Dead Pixels and Georeferencing
Mar 25, 2017
When working with scanned aerial imagery, I often come across a portion of the image that isn’t map friendly. This area is typically the border around the scanned image. This post will step through how to remove this unwanted area by isolating pixels based on their value. I assume you are familiar with QGIS, GDAL, and the command line.
Download and view imagery
The University of Toronto Map & Data Library holds a great collection of aerial imagery from all over Canada. We will work with some imagery covering Toronto from 1947.
Pick any four connected scenes to download. I chose these four:
Open up the .jpg files in each scene within QGIS. Depending on which files you opened in which order, you will see something similar to this:
The problem is that the border has been scanned in along with the image. If we try to merge these images, the border will be included in the merge and will cover a part of the merged image, similar to how the the images are rendered in QGIS with the overlap:
Almost always, the border is a different colour than the information within the image. A good way to think about the process of removing this border is to think of the image as a collection of individual pixels, each of which hold a value. Different pixel values render different colours. We can get a sense of the values of the image by viewing the metadata and raster stats of the image.

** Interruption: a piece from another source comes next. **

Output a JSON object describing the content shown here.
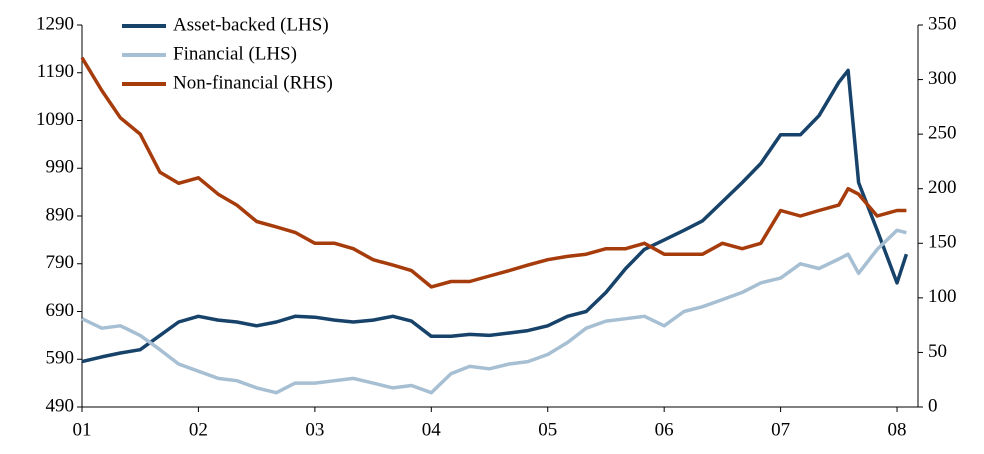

Within the Metadata tab in QGIS we can find the Properties area. Let’s take two pieces of information here to breakdown.
No Data
Any pixel in the image that whose value matches the no data value will be transparent. We can set the no data value on an image, making unwanted pixels transparent. Currently the no data value is 0.
Data Type
The data type tells us the range of values we can expect in our data. In the GIS industry you may see this referred to as radiometric resolution. These images are 8 bit unsigned integer. For our purposes this means the values will range from 0 to 255.

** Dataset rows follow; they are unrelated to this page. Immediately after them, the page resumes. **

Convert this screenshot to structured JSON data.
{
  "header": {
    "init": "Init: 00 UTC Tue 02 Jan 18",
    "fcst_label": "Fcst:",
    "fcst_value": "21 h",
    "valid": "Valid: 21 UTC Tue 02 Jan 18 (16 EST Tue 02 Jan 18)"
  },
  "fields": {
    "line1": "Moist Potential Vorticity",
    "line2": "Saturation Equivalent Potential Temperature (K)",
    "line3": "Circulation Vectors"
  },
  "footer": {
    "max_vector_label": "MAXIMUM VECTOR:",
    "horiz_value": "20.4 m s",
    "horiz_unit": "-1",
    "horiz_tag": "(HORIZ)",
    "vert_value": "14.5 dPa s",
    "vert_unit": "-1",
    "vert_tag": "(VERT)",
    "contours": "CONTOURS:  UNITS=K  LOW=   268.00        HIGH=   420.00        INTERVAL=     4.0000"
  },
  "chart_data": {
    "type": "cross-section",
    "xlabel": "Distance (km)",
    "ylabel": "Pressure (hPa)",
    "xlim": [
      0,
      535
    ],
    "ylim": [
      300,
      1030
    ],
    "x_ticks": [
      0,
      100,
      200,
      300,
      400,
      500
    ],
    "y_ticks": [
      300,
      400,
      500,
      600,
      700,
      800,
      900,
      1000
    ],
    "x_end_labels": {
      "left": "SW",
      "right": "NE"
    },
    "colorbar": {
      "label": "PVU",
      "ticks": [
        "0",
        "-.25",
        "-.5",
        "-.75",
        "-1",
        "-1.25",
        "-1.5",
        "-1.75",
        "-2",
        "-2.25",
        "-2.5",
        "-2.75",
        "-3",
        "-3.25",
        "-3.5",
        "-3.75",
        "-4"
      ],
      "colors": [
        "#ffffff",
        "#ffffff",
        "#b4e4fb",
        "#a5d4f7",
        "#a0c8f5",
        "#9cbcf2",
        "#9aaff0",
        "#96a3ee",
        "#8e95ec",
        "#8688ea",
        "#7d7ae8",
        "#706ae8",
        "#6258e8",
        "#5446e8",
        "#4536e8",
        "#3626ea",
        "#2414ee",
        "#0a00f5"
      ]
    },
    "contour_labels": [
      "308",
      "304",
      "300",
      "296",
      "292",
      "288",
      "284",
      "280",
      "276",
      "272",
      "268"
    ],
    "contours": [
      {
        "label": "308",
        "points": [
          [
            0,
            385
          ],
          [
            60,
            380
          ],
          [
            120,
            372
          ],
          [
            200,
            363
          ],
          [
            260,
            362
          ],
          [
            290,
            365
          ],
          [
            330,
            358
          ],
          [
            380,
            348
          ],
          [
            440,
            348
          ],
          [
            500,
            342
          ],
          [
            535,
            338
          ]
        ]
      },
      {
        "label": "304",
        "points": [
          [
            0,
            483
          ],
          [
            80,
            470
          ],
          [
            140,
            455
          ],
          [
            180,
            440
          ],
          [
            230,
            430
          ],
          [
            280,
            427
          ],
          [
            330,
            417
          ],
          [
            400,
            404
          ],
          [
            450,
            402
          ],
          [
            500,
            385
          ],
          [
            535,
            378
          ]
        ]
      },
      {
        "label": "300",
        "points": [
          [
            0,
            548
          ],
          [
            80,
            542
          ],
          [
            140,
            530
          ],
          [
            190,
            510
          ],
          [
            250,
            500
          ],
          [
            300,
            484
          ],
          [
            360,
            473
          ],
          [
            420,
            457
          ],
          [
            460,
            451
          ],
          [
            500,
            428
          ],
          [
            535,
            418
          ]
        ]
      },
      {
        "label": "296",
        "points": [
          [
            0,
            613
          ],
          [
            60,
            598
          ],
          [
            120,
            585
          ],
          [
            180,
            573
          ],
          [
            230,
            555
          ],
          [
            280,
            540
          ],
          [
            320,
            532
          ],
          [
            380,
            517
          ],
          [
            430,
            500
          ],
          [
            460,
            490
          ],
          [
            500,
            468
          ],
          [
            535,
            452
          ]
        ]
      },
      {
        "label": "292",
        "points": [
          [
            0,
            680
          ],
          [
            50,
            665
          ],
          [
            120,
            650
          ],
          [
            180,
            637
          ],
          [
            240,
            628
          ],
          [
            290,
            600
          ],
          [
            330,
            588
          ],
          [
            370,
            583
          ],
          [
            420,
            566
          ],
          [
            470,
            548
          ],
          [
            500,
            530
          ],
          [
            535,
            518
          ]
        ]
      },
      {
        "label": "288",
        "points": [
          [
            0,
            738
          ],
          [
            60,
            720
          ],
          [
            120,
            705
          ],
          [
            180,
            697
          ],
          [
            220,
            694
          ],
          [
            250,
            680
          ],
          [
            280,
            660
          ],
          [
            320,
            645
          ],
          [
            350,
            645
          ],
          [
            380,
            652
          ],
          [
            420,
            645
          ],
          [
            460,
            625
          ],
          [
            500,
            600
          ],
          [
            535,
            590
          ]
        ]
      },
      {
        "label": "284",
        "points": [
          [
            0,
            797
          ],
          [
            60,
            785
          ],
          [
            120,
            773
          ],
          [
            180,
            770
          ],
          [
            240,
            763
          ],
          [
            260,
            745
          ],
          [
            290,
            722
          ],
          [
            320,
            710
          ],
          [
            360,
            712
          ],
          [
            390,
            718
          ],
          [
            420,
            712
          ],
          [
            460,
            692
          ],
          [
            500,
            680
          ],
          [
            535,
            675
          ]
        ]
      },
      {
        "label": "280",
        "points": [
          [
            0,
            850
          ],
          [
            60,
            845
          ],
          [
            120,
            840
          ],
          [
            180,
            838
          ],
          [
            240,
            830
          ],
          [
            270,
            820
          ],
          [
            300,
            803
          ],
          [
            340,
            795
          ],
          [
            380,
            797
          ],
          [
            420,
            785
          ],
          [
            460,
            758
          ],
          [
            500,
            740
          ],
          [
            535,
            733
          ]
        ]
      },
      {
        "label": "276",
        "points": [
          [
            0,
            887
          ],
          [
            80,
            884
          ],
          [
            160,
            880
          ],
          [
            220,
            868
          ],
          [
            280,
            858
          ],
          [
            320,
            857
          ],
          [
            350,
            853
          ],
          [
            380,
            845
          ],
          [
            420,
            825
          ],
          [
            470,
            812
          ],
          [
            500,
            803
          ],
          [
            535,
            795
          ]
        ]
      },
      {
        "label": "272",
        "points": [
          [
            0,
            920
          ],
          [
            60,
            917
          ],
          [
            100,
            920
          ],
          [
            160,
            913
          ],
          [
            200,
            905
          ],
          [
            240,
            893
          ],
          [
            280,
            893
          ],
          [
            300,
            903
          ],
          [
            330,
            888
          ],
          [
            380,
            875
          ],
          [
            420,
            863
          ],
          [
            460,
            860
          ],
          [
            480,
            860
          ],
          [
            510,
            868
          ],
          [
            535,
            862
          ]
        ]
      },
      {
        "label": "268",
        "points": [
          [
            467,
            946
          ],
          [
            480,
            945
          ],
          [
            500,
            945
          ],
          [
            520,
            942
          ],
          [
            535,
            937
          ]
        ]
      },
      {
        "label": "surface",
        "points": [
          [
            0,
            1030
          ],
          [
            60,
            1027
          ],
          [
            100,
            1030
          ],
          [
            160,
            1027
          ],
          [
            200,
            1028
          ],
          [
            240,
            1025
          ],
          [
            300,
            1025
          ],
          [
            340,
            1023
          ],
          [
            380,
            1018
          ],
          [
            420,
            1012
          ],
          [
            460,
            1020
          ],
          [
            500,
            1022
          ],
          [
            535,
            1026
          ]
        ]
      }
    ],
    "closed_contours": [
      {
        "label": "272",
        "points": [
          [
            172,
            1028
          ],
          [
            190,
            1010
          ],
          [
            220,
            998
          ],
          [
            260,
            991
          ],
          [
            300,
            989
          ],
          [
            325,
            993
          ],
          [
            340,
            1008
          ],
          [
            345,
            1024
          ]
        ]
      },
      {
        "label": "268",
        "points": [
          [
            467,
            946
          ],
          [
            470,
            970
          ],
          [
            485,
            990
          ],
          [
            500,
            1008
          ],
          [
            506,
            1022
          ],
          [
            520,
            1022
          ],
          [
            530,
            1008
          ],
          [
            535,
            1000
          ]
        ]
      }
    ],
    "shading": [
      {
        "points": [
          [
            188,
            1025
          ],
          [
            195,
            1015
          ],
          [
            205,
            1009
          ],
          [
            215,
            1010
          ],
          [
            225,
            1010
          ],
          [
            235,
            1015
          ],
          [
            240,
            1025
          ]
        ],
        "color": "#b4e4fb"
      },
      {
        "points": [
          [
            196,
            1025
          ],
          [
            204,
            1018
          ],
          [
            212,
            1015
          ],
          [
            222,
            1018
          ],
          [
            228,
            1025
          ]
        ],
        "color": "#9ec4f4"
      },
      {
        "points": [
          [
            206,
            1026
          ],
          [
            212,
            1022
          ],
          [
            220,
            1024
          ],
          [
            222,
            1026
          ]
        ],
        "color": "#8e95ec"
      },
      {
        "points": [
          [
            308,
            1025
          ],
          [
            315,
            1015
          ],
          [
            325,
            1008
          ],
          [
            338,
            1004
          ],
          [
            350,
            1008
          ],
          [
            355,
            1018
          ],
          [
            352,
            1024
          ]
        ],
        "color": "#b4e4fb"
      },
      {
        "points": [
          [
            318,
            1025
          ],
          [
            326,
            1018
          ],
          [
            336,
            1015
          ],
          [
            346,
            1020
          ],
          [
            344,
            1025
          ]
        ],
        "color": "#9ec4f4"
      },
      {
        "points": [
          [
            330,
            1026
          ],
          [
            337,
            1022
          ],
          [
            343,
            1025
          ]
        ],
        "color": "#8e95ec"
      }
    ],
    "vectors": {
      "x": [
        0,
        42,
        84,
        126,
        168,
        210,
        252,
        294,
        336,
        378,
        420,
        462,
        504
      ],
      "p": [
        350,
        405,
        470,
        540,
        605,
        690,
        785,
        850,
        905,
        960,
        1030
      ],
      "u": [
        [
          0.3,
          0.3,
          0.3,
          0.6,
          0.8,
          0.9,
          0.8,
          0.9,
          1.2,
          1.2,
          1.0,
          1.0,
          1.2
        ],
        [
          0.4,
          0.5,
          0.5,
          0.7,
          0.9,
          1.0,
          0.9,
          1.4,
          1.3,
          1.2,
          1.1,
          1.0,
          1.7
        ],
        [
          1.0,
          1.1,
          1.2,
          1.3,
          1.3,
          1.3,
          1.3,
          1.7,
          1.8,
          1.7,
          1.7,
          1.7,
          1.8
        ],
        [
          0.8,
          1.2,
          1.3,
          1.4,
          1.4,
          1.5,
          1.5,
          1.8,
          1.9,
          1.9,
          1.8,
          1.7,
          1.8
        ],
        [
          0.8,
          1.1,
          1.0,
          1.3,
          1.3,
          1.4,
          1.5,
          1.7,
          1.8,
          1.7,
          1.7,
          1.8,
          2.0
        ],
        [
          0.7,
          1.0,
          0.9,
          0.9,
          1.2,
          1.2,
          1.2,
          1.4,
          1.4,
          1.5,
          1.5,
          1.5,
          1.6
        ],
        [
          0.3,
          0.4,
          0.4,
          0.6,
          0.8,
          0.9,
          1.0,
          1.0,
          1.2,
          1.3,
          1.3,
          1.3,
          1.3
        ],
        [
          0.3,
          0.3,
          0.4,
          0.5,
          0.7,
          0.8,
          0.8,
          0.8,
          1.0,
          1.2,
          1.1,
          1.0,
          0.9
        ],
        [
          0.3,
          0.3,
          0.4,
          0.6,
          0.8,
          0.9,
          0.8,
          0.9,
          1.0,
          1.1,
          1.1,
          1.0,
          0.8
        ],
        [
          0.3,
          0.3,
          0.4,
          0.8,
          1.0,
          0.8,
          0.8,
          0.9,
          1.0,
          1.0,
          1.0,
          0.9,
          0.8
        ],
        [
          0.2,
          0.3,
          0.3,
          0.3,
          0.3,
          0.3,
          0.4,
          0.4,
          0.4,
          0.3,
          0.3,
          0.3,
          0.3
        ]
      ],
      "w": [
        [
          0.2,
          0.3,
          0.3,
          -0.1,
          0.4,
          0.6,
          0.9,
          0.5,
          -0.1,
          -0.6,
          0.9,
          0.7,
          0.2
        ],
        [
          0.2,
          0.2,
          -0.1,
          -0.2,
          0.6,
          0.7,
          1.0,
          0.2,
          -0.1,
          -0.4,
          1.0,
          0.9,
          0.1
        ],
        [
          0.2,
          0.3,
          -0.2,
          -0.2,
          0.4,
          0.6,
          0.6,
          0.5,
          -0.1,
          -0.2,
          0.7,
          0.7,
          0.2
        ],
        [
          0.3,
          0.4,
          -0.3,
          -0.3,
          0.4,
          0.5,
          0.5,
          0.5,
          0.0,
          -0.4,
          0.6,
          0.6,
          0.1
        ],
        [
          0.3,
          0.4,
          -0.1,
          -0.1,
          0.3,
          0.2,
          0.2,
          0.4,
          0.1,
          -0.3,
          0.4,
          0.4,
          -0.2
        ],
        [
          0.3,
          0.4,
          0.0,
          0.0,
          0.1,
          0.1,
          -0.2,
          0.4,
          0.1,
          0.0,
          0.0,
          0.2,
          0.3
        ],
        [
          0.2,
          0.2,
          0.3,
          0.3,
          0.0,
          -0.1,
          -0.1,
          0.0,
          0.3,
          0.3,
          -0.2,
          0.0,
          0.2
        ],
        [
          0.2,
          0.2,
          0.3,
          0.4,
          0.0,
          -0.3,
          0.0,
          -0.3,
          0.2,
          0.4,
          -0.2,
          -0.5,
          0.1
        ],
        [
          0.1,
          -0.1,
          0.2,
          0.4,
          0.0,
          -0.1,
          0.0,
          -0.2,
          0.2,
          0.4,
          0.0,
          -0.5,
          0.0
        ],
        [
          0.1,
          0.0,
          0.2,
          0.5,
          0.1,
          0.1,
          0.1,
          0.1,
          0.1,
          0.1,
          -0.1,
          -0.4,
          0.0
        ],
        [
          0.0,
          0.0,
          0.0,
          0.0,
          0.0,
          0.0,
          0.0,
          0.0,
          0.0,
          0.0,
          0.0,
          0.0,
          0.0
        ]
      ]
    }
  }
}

Identifying unwanted pixels
Select an image in the table of contents, and activate the Identify Features tools. By clicking around the image you can get a sense of the values of the pixels. Click on various parts of the border in the image to get a sense of the range of values we would like to remove from the image.
The border values consist of pixels with values 240 and higher. You may notice that this value of 240 is also present within the image, and also that there are outlier values within the border, such as scale labels, or slightly darker areas from an uneven scan. Unfortunately these artifacts will remain in the final image, but are much less noticeable than the border area since the backdrop can simply be set to white. Additionally they do add a rustic look to imagery, sometimes to the benefit of the map.
Raster Calculator
With the raster calculator we can change values that meet a condition in an image. From investigating the image I chose 240 as a threshold. We will set all values above 240 to 0:
After we run the raster calculator:
And set the no data value to 0:
And finally an improvement on our original image:
This process can be replicated for the other images and finally merged into one image. However at this point you will want to automate this process as much as possible, as depending on the number of images it may take an unreasonable amount of time to process your data with the raster calculator.

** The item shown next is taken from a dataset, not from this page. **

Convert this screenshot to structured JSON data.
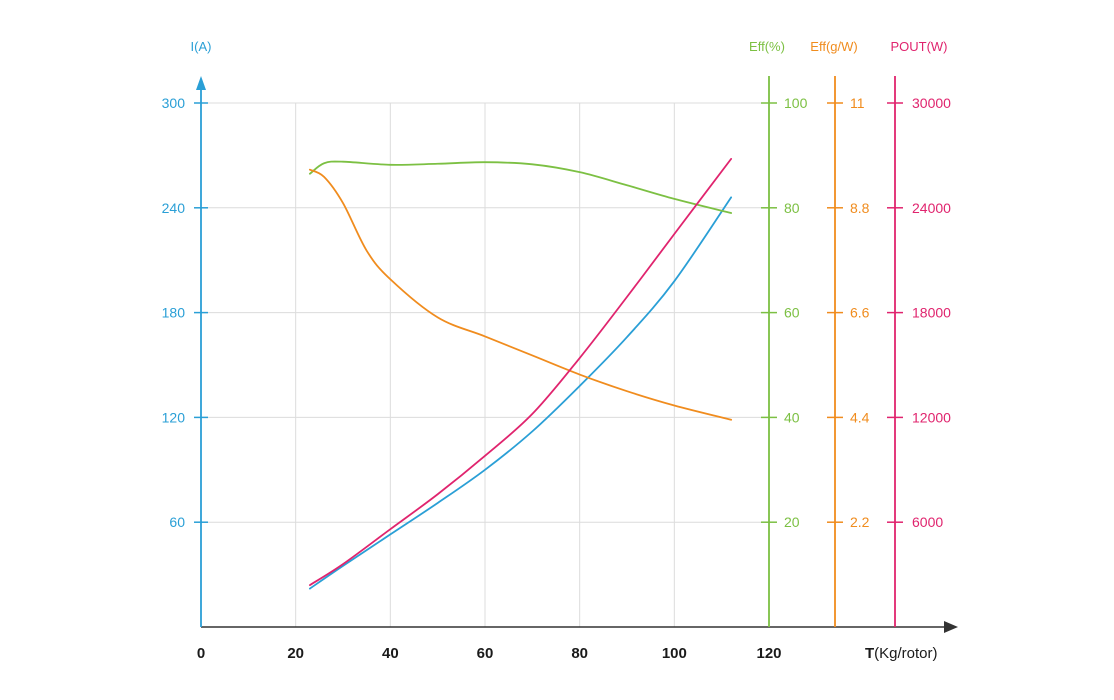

Batch processing with GDAL
Rather than manually process these images, we can use GDAL and the command line to batch process all of our images.
Here is an example of a bash script that uses GDAL to apply the above process on all jpg files within a directory.
#!/bin/bash
output_location="~/nodata_"
for f in ~/*.jpg;
do
if $f ==
gdal_calc.py -A $f --A_band=1 --outfile=$output_location${f:(-11)} --calc="A*(A<240)" --NoDataValue=0
done
The variable ‘f’ is shorthand for ‘file’. We are looping through all jpg file types, and running gdal_calc.py on the file. -A is the flag for the file name. –A is the flag for which band to use(here we explicitly use band 1). The –calc flag is our raster calculator expression, and we set the noData value to 0.
This is the same process we applied with the raster calculator, where we substitute GDAL for our UI based approach in QGIS. The benefit of processing the files this way is that we can process the entire repository of imagery with no additional manual work. For an example of how a stitched image covering a large area might look after this process, see the 1954 Toronto map.